Aunt Jean's death has stung for a surprising number of people over these past 12 months. This woman--who never married and therefore had no children--lived large. Oh, it wasn't that she made an impact by the world's standards. She never finished college. She never had a title greater than secretary. The largest piece of real estate she ever owned was a tiny two-bedroom house in a humble neighborhood.

Instead, Jean Montgomery lived large by loving large. Her lavish affection enfolded all those in her path. Her arms were open. Her life was open. Her heart was open. She was a woman without an agenda. She simply delighted in being with those she loved. As long as fellowship was possible, she didn't care what the day's activities would include. Aunt Jean loved to learn and was willing to try anything. She a rare individual capable of enjoying her own foibles. She could laugh at herself and didn't mind when others laughed at her.

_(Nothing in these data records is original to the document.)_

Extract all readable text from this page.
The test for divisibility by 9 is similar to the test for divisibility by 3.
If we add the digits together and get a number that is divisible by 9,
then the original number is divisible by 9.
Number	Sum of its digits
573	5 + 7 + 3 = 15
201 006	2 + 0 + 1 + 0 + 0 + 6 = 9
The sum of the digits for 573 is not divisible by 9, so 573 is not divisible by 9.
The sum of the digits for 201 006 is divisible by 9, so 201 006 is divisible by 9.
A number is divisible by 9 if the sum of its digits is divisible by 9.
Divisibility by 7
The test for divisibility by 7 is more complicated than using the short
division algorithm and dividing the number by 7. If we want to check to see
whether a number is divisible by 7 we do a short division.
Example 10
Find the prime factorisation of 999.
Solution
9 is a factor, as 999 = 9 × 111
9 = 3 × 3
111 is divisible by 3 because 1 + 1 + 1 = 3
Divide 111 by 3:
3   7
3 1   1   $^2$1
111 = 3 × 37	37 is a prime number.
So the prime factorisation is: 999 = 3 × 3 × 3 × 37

Aunt Jean loved those God placed in her life--no matter their flaws. She just had this way of being satisfied with who you were. Aunt Jean saw God's giftings in those she loved and delighted in watching talents blossom. She had a way of seeing what was...exceptional...about you, no matter how deeply buried. In turn, her love had a way of making you believe that maybe you could be...exceptional. She left you feeling that maybe you could leave humanity a bit better for having passed through. The broad brush strokes of her affection built others up. Lifted us up, really.

Aunt Jean was openly grateful to God for the gift of the family and friends. And her gratitude to Him spilled over into action on behalf of others. She was willing to listen... really listen...and to care about what was important to you, just because of its importance to you. She spoke kind words. She had a caring touch and a comforting, enveloping hug that made the big bad world go away for just a little while.

Perhaps, however, the greatest legacy of Aunt Jean's love was her service to others. When her sister's husband was killed in an airplane crash in January 1969, she came alongside and helped raise the three boys who were left fatherless. Several years ago, that same sister, Jane, began the slow slide into the abyss of dementia. Aunt Jean, who had shared a house with Jane for over a decade, uncomplainingly picked up more and more of the chores until the full load of running their home fell on her 80-year-old shoulders, all the while maintaining her 82-year-old sister's dignity so well that no one truly knew the depths of Jane's decline or Jean's service. To her last day, Aunt Jean was loving large.

I think the words of her oldest nephew, Dave, may have summed up Aunt Jean's life best when he wrote, "AJ, your unselfish life is an example that will be spoken of to future generations. Your constant love and devotion to your parents, your sister, my brothers and me, and, in fact, everyone with whom you came into contact was a life-changing force for good in a broken world."

May Jean Evelyn Montgomery's love live on! 


You are deeply missed, Aunt Jean, by so many.